Modeling the human voice is a daunting challenge.
Ever since Yamaha introduced the VL1 in 1994, the importance of physical modeling as a synthesis and signal-processing paradigm has continued to grow. This technique requires lots of computational power to re-create the sound of most acoustic instruments, but it's relatively simple compared with modeling the human voice. Wind and string instruments all have fixed dimensions and constant acoustic properties, with the exception of changing the length of a vibrating string or air column. By contrast, the human vocal tract changes size, shape, and stiffness continuously and dynamically, making an accurate mathematical description almost impossible.
A more manageable approach is to analyze the acoustic properties of vocal sound and use this information to modify certain aspects of that sound. TC Helicon (www.tc-helicon.com), a joint venture of IVL Technologies and TC Electronic, is using this method to develop tools for people who work with the singing and speaking voice.
The first step is to understand the characteristics of various types of singers and styles of music. According to Brian Gibson, chief technical officer at IVL, "We look at things that happen in the resonant structures of the vocal tract as people sing higher and lower. We also look at different effects in the glottis [see Fig. 1], such as vibrato and trilling." In addition, the team does perceptual studies to determine which acoustic features of various vocal sounds make an identifiable difference to the average listener.
Even though TC Helicon is not trying to model the actual physics of the singing voice, the task is daunting enough. For example, most people think of vibrato as simple pitch modulation, but vocal vibrato is much more complex: it involves modulation of pitch, amplitude, resonance, phase, and other aspects of the sound. These patterns are very difficult to simulate, but without them it's immediately apparent that the vocal sound is not natural.
The result of all this analysis is a set of more than 100 parameters applied to an input signal in near - real time. The signal is dissected into various elements, such as voiced (periodic) and unvoiced (aperiodic noise) components. These elements are then modified according to the model parameters and resynthesized, all within 15 or 20 ms.

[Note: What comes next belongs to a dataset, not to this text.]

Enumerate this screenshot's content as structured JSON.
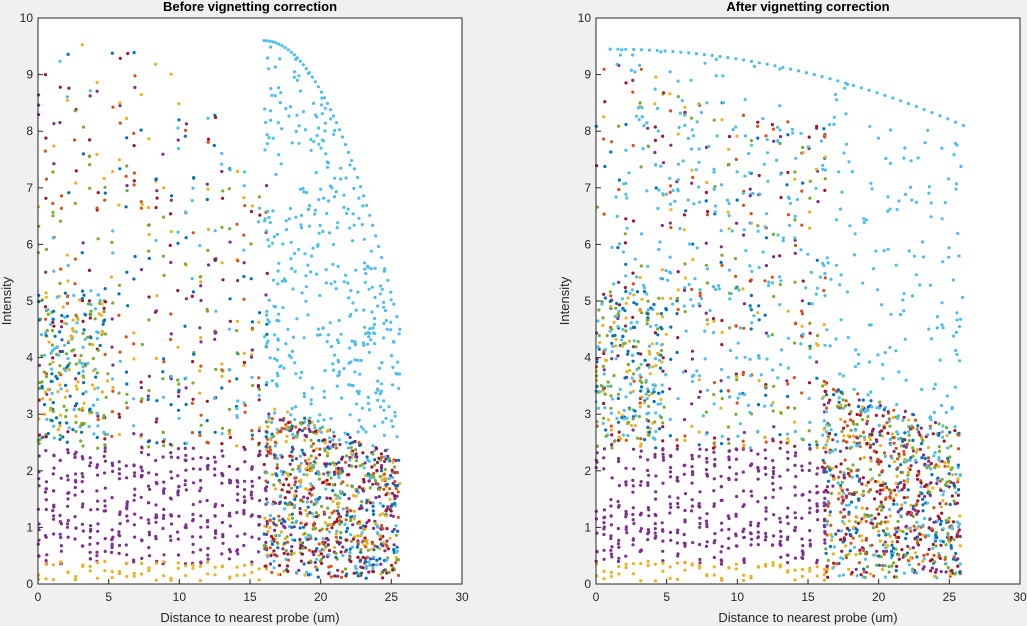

The first commercial product to use this research is the VoiceCraft plug-in card for the VoicePrism pitch and formant processor. The card - which should be shipping in March 2001 - is a monophonic lead-vocal processor that uses a Motorola DSP56362 chip running at 100 MIPS. (The rest of the unit provides four conventional harmony voices and various effects.) The preset models let you select, among other things, the type of sound, musical style, and gender of the output. For example, you can give your voice that popular raspy quality without the physical damage caused by actually singing that way. Also, the VoiceCraft can subtly enhance your vocal quality - giving it more resonance, say, or more body in the upper range. Using the model to improve such deficiencies goes beyond static equalization because the precise effect depends on the frequency and other vocal parameters.
Of course, nothing beats improving your technique, but in the meantime this technology can really help. It also lets you create timbral variations you might not be able to achieve naturally.
Other possible applications include speech in addition to singing. For example, one individual could provide many different voices for commercial voice-overs. The potential of this technology is vast, befitting any activity that makes use of the human voice. I look forward to trying it out and following its development in the future.